The #1 Clue to Quantum Gravity Sits on the Surfaces of Black Holes
Karl Schwarzschild first stumbled upon black holes in 1916, but for a long time they weren’t really a thing. “Black holes were discovered as a purely geometric object — in a sense, just empty space. Nothing,” said Yuk Ting Albert Law, a theoretical physicist at Stanford University.
A mathematical oddity that popped out of Albert Einstein’s general theory of relativity, a black hole is the space-time fabric’s most extreme contortion, a place where its curvature and gravitational pull become infinite. Anything that gets too close to that point can never escape — not even light.

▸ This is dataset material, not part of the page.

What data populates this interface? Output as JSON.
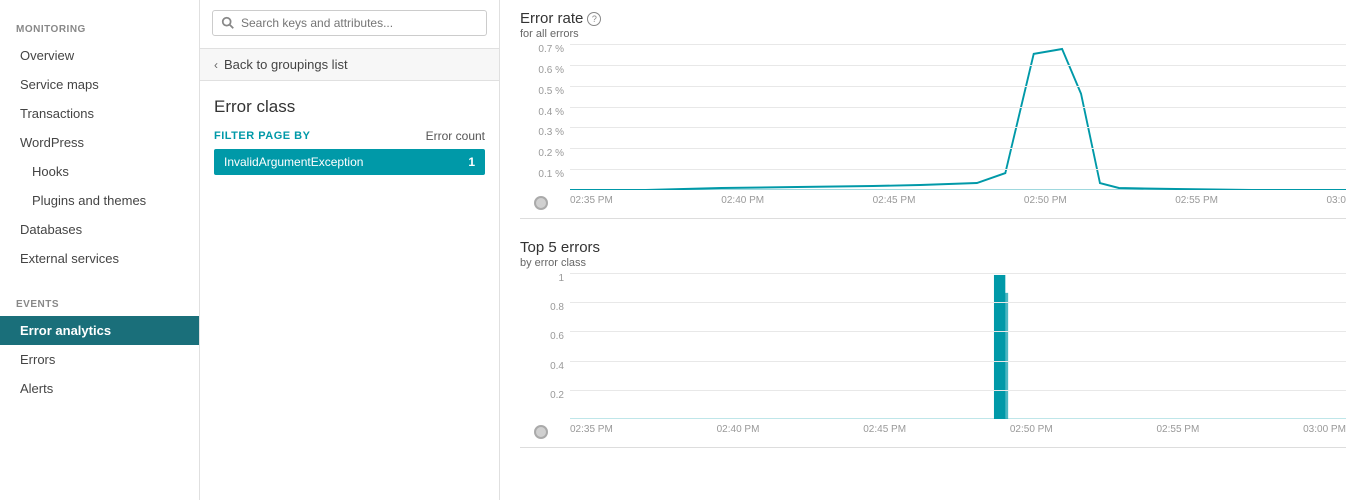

Black holes grew more substantive with the work of Stephen Hawking and Jacob Bekenstein in the 1970s. Their calculations transformed black holes from contorted space into real objects with “possible microscopic structure,” Law said. The findings had far-reaching consequences that continue to shape our understanding of space-time, and to sharpen its mysteries.
The series of insights began in 1972, when Hawking showed that a black hole’s size — specifically its spherical surface area — always increases in proportion to the mass of whatever falls into it. The rule resembled the second law of thermodynamics, which says that entropy, a measure of disorder in a system, never decreases.
Most physicists, including Hawking, didn’t take the similarity too literally. “People thought this had nothing to do with thermodynamics. It just looked mathematically similar,” said Elba Alonso-Monsalve, a theoretical physicist at the Massachusetts Institute of Technology.
Bekenstein disagreed. He argued that black holes must have entropy. If they didn’t, consider the case where a hot cup of tea falls into a black hole. The tea’s entropy would seem to disappear, which would violate the second law of thermodynamics. That is, unless the black hole’s swelling surface area meant that its own entropy was increasing to make up the difference.
The black hole’s area should therefore be treated as a proxy for its entropy, according to Bekenstein. “He saw that if you take the area seriously as entropy, then the total entropy of the universe increases,” as it should, when anything falls into the black hole, Alonso-Monsalve said.
Bekenstein’s entropy-area relationship was just a conjecture. Then Hawking turned it into a precise, quantitative formula. He found the missing coefficients in the formula by combining the equations of quantum mechanics with the warped space-time surrounding a black hole. He calculated that black holes actually radiate like any warm object, which means they have a measurable temperature. Working backward, he used this temperature to calculate the black hole’s entropy, getting an exact expression in terms of its area.
The formula had radical implications.
At a fundamental level, entropy means options. You calculate it by looking at something from the outside and gaming out the number of different ways its particles could be arranged to make it appear that way. The more microscopic possibilities there are for the state of a system that you can’t distinguish from the outside, the more entropy the system has.
From left: Santi Visalli/Getty Images; Jakob Bekenstein/Wikimedia Commons
Entropy usually scales with the volume of a system, because it’s distributed among all the atoms inside. A jug filled with two cups of water has twice the entropy of one cup.
Black holes are strikingly different. The Bekenstein-Hawking formula says that the entropy of a black hole scales with its surface area, not with the amount of space contained within it. If enough stuff falls into a black hole to double its volume, its entropy will only increase by about half.
The formula implies that all of the microscopic information that’s inaccessible from outside a black hole is encoded on its surface. It’s as if the volume enclosed by that impermeable boundary contains no additional information — as if the boundary itself is the more important, more fundamental object.
To this day, the entropy-area law is one of the most concrete things we know about the quantum nature of gravity. “Whatever your quantum gravity model is, it has to be able to explain black hole entropy,” Law said. This is one of the great successes of string theory, a candidate “theory of everything” that describes the quantum origin of gravity as vibrating loops of energy. In 1996, Andrew Strominger and Cumrun Vafa counted up the microscopic states underlying a black hole in string theory, and they arrived at Bekenstein’s entropy-area formula.
So the key to black holes’ underlying structure exists on their surface. “People began to think,” Law said, “that maybe whatever microscopic theory describes black holes lives in a space-time with one lower dimension.” This concept, called the holographic principle, may extend from black holes to space-time in general. Perhaps the bendy, gravitating fabric of our universe itself emerges from whatever is happening on some lower-dimensional boundary.